Reinforcement learning (RL) agents are vulnerable to adversarial disturbances, which can deteriorate task performance or break down safety specifications. Existing methods either address safety requirements under the assumption of no adversary (e.g., safe RL) or only focus on robustness against performance adversaries (e.g., robust RL). Learning one policy that is both safe and robust under any adversaries remains a challenging open problem. The difficulty is how to tackle two intertwined aspects in the worst cases: feasibility and optimality. The optimality is only valid inside a feasible region (i.e., robust invariant set), while the identification of maximal feasible region must rely on how to learn the optimal policy. To address this issue, we propose a systematic framework to unify safe RL and robust RL, including the problem formulation, iteration scheme, convergence analysis and practical algorithm design. The unification is built upon constrained two-player zero-sum Markov games, in which the objective for protagonist is twofold. For states inside the maximal robust invariant set, the goal is to pursue rewards under the condition of guaranteed safety; for states outside the maximal robust invariant set, the goal is to reduce the extent of constraint violation. A dual policy iteration scheme is proposed, which simultaneously optimizes a task policy and a safety policy. We prove that the iteration scheme converges to the optimal task policy which maximizes the twofold objective in the worst cases, and the optimal safety policy which stays as far away from the safety boundary. The convergence of safety policy is established by exploiting the monotone contraction property of safety self-consistency operators, and that of task policy depends on the transformation of safety constraints into state-dependent action spaces. By adding two adversarial networks (one is for safety guarantee and the other is for task performance), we propose a practical deep RL algorithm for constrained zero-sum Markov games, called dually robust actor-critic (DRAC). The evaluations with safety-critical benchmarks demonstrate that DRAC achieves high performance and persistent safety under all scenarios (no adversary, safety adversary, performance adversary), outperforming all baselines by a large margin.

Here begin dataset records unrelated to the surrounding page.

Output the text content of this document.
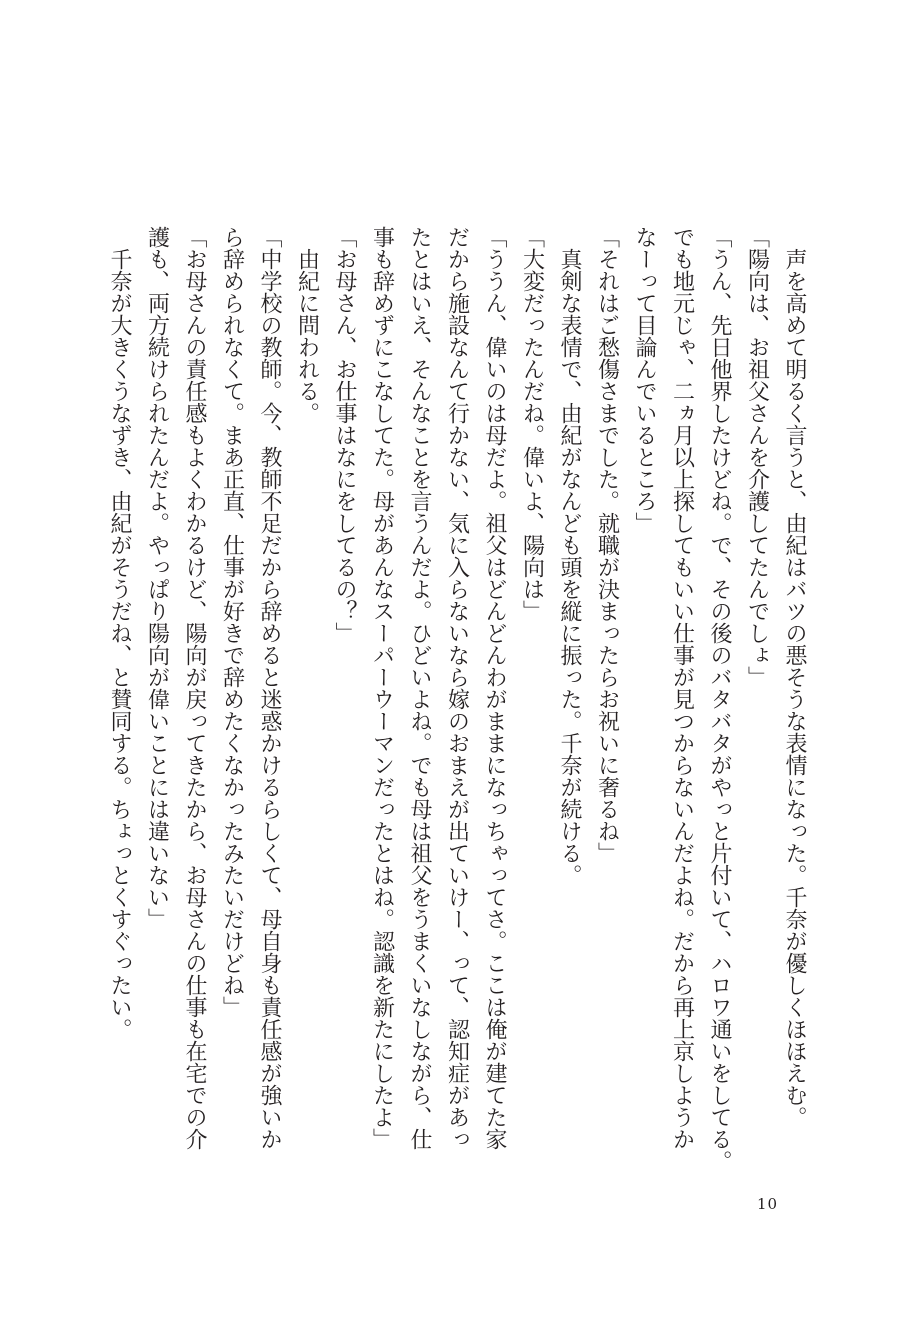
声を高めて明るく言うと、由紀はバツの悪そうな表情になった。千奈が優しくほほえむ。
「陽向は、お祖父さんを介護してたんでしょ」
「うん、先日他界したけどね。で、その後のバタバタがやっと片付いて、ハロワ通いをしてる。
でも地元じゃ、二ヵ月以上探してもいい仕事が見つからないんだよね。だから再上京しようか
なーって目論んでいるところ」
「それはご愁傷さまでした。就職が決まったらお祝いに奢るね」
真剣な表情で、由紀がなんども頭を縦に振った。千奈が続ける。
「大変だったんだね。偉いよ、陽向は」
「ううん、偉いのは母だよ。祖父はどんどんわがままになっちゃってさ。ここは俺が建てた家
だから施設なんて行かない、気に入らないなら嫁のおまえが出ていけー、って、認知症があっ
たとはいえ、そんなことを言うんだよ。ひどいよね。でも母は祖父をうまくいなしながら、仕
事も辞めずにこなしてた。母があんなスーパーウーマンだったとはね。認識を新たにしたよ」
「お母さん、お仕事はなにをしてるの？」
由紀に問われる。
「中学校の教師。今、教師不足だから辞めると迷惑かけるらしくて、母自身も責任感が強いか
ら辞められなくて。まあ正直、仕事が好きで辞めたくなかったみたいだけどね」
「お母さんの責任感もよくわかるけど、陽向が戻ってきたから、お母さんの仕事も在宅での介
護も、両方続けられたんだよ。やっぱり陽向が偉いことには違いない」
千奈が大きくうなずき、由紀がそうだね、と賛同する。ちょっとくすぐったい。
10
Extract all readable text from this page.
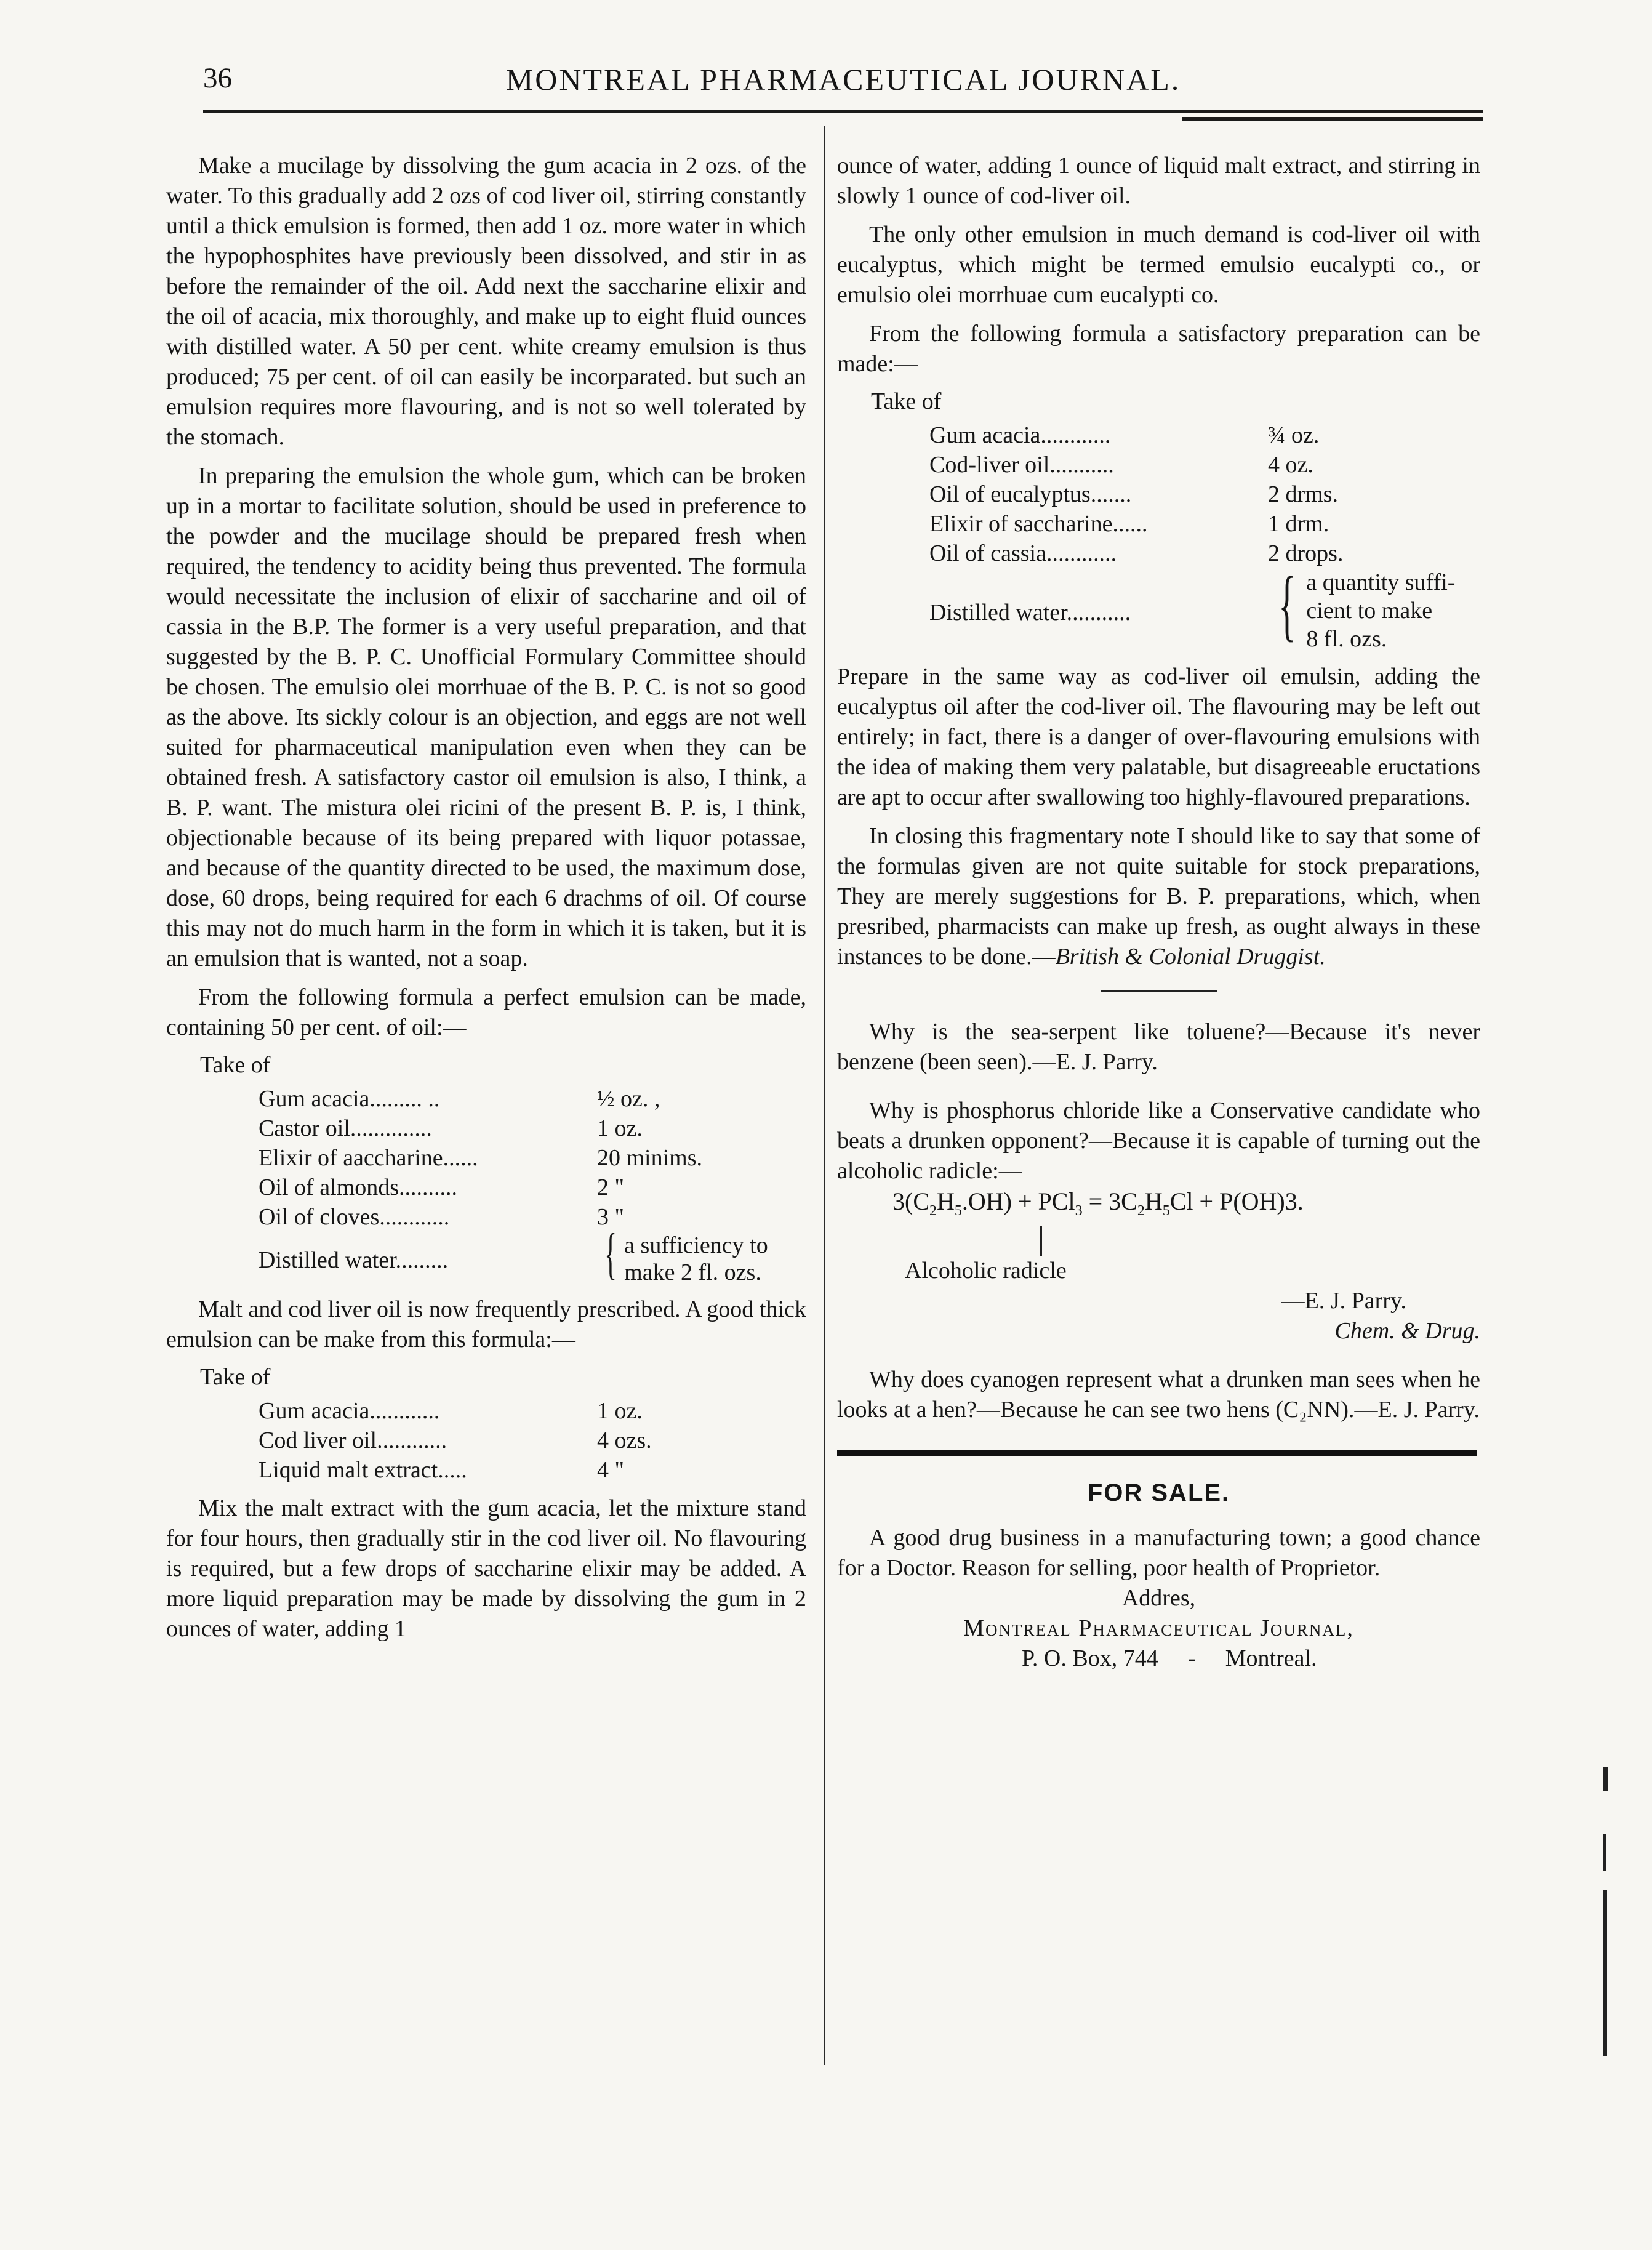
36	MONTREAL PHARMACEUTICAL JOURNAL.

Make a mucilage by dissolving the gum acacia in 2 ozs. of the water. To this gradually add 2 ozs of cod liver oil, stirring constantly until a thick emulsion is formed, then add 1 oz. more water in which the hypophosphites have previously been dissolved, and stir in as before the remainder of the oil. Add next the saccharine elixir and the oil of acacia, mix thoroughly, and make up to eight fluid ounces with distilled water. A 50 per cent. white creamy emulsion is thus produced; 75 per cent. of oil can easily be incorparated. but such an emulsion requires more flavouring, and is not so well tolerated by the stomach.

In preparing the emulsion the whole gum, which can be broken up in a mortar to facilitate solution, should be used in preference to the powder and the mucilage should be prepared fresh when required, the tendency to acidity being thus prevented. The formula would necessitate the inclusion of elixir of saccharine and oil of cassia in the B.P. The former is a very useful preparation, and that suggested by the B. P. C. Unofficial Formulary Committee should be chosen. The emulsio olei morrhuae of the B. P. C. is not so good as the above. Its sickly colour is an objection, and eggs are not well suited for pharmaceutical manipulation even when they can be obtained fresh. A satisfactory castor oil emulsion is also, I think, a B. P. want. The mistura olei ricini of the present B. P. is, I think, objectionable because of its being prepared with liquor potassae, and because of the quantity directed to be used, the maximum dose, dose, 60 drops, being required for each 6 drachms of oil. Of course this may not do much harm in the form in which it is taken, but it is an emulsion that is wanted, not a soap.

From the following formula a perfect emulsion can be made, containing 50 per cent. of oil:—

Take of

Gum acacia......... ..	½ oz. ,
Castor oil..............	1 oz.
Elixir of aaccharine......	20 minims.
Oil of almonds..........	2 "
Oil of cloves............	3 "
Distilled water.........	{ a sufficiency to
make 2 fl. ozs.

Malt and cod liver oil is now frequently prescribed. A good thick emulsion can be make from this formula:—

Take of

Gum acacia............	1 oz.
Cod liver oil............	4 ozs.
Liquid malt extract.....	4 "

Mix the malt extract with the gum acacia, let the mixture stand for four hours, then gradually stir in the cod liver oil. No flavouring is required, but a few drops of saccharine elixir may be added. A more liquid preparation may be made by dissolving the gum in 2 ounces of water, adding 1

ounce of water, adding 1 ounce of liquid malt extract, and stirring in slowly 1 ounce of cod-liver oil.

The only other emulsion in much demand is cod-liver oil with eucalyptus, which might be termed emulsio eucalypti co., or emulsio olei morrhuae cum eucalypti co.

From the following formula a satisfactory preparation can be made:—

Take of

Gum acacia............	¾ oz.
Cod-liver oil...........	4 oz.
Oil of eucalyptus.......	2 drms.
Elixir of saccharine......	1 drm.
Oil of cassia............	2 drops.
Distilled water...........	{ a quantity suffi-
cient to make
8 fl. ozs.

Prepare in the same way as cod-liver oil emulsin, adding the eucalyptus oil after the cod-liver oil. The flavouring may be left out entirely; in fact, there is a danger of over-flavouring emulsions with the idea of making them very palatable, but disagreeable eructations are apt to occur after swallowing too highly-flavoured preparations.

In closing this fragmentary note I should like to say that some of the formulas given are not quite suitable for stock preparations, They are merely suggestions for B. P. preparations, which, when presribed, pharmacists can make up fresh, as ought always in these instances to be done.—British & Colonial Druggist.

Why is the sea-serpent like toluene?—Because it's never benzene (been seen).—E. J. Parry.

Why is phosphorus chloride like a Conservative candidate who beats a drunken opponent?—Because it is capable of turning out the alcoholic radicle:—

$3(C_2H_5.OH) + PCl_3 = 3C_2H_5Cl + P(OH)3$.

Alcoholic radicle

—E. J. Parry.

Chem. & Drug.

Why does cyanogen represent what a drunken man sees when he looks at a hen?—Because he can see two hens (C₂NN).—E. J. Parry.

FOR SALE.

A good drug business in a manufacturing town; a good chance for a Doctor. Reason for selling, poor health of Proprietor.

Addres,

Montreal Pharmaceutical Journal,

P. O. Box, 744 - Montreal.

强化学习(RL)智能体容易受到对抗性干扰,这可能会降低任务性能或破坏安全规范。现有方法要么在无对手的假设下解决安全要求(例如,安全强化学习),要么仅关注针对性能对手的鲁棒性(例如,鲁棒强化学习)。学习在任何对手情况下都安全且鲁棒的单一策略仍然是一个具有挑战性的开放问题。困难在于如何在最坏情况下处理两个相互交织的方面:可行性和最优性。最优性仅在可行区域(即鲁棒不变集)内有效,而最大可行区域的识别必须依赖于如何学习最优策略。为了解决这个问题,我们提出了一个系统框架来统一安全强化学习和鲁棒强化学习,包括问题表述、迭代方案、收敛性分析和实用算法设计。这种统一建立在约束两人零和马尔可夫博弈之上,其中主角的目标有两个。对于最大鲁棒不变集内的状态,目标是在保证安全的条件下追求奖励;对于最大鲁棒不变集外的状态,目标是减少违反约束的程度。提出了一种对偶策略迭代方案,该方案同时优化任务策略和安全策略。我们证明,该迭代方案收敛到在最坏情况下最大化双重目标的最优任务策略,以及尽可能远离安全边界的最优安全策略。安全策略的收敛是通过利用安全自一致性算子的单调收缩性质建立的,而任务策略的收敛则取决于将安全约束转换为状态依赖动作空间。通过添加两个对抗网络(一个用于安全保证,另一个用于任务性能),我们提出了一种用于约束零和马尔可夫博弈的实用深度强化学习算法,称为对偶鲁棒演员-评论家(DRAC)。使用安全关键基准进行的评估表明,DRAC在所有场景(无对手、安全对手、性能对手)下都实现了高性能和持续安全,大幅优于所有基线。